ID: 652720 • Letter: T

Question

This seems to be the common pattern that's emerging in some of the tests I've worked on lately. We have a class, and quite often this is legacy code whose design can't be easily altered, which has a bunch of member variables.

There's some kind of "Initialize" or "Load" function which would put an object into a valid state. Only after it is initialized/loaded, are the members in the proper state so that other methods can be exercised.

So when we start writing tests, first test is "TestLoad" and all we put in there is exercising initialization logic. Then we might add one (or few) TestLoadFailureXXX tests and those are definitely valuable.

Then we start writing tests to verify other behaviors but all of them require the object to be loaded. So they all start by running exactly the same code as "TestLoad".

So my question: Is TestLoad even necessary? Do you take it out and let other tests simply exercise the loading? Or leave it so things are more explicit?

I know that each unit test function should have no (or as little as possible) overlap with other test functions, but it seems like in cases of loading, this is unavoidable.
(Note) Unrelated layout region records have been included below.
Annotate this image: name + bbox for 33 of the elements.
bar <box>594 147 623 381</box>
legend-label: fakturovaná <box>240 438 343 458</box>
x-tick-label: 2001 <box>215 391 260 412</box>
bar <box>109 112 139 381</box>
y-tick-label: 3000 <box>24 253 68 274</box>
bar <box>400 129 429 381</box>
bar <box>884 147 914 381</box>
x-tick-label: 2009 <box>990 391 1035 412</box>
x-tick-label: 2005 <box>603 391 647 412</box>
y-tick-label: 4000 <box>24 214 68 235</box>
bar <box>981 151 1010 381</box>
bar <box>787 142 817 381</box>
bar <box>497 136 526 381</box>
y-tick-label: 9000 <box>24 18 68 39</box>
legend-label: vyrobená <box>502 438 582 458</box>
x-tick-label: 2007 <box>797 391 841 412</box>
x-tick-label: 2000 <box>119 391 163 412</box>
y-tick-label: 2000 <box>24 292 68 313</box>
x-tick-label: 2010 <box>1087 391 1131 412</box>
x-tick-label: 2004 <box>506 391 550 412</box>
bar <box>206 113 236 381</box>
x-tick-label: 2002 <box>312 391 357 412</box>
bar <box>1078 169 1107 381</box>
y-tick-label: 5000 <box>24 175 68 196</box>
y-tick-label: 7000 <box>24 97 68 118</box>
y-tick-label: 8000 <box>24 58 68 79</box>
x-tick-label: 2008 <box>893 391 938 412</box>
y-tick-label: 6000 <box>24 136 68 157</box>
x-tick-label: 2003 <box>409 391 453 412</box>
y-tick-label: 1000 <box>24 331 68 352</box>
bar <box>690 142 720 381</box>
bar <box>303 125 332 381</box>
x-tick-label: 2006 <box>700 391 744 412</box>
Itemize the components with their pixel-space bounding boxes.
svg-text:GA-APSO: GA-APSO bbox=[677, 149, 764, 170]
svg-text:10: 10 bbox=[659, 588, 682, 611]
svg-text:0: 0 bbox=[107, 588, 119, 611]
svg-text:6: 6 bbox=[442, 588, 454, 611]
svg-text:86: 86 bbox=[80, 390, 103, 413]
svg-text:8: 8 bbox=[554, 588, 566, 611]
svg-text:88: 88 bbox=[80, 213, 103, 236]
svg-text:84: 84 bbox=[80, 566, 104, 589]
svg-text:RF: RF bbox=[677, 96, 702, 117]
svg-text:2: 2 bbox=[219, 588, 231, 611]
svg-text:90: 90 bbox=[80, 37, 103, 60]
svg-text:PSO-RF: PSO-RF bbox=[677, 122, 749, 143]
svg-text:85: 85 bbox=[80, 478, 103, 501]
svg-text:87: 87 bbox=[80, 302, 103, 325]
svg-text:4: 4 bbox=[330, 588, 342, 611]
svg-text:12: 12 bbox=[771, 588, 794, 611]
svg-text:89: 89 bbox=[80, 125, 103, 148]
And whether we like it or not, if something in the loading code breaks, we will end up with a whole test suite of failures.

Is there another approach that I might be missing here?

Thank you for the responses. It definitely makes sense that you want to see "InitializationTest" and if that fails you know where to start looking.
In case it matters, this question is mostly about C++ and we use CppUnit framework. And now, thanks to sleske, I'll be constantly wishing that CppUnit supported test dependencies. Might have to hack something in one of these days :)

Explanation / Answer

If the initialization fails, you would like that to show up in a test clearly labeled as testing the initialization, instead of in a test which nominally is about something else.

And if behavior dependant on initialization fails, when a test catches it, you would like to be confident that the error is in the nominally tested behavior, and not the initialization, which was covered in a seperate test.

So having a seperate initialization test helps you distinguish between different error conditions.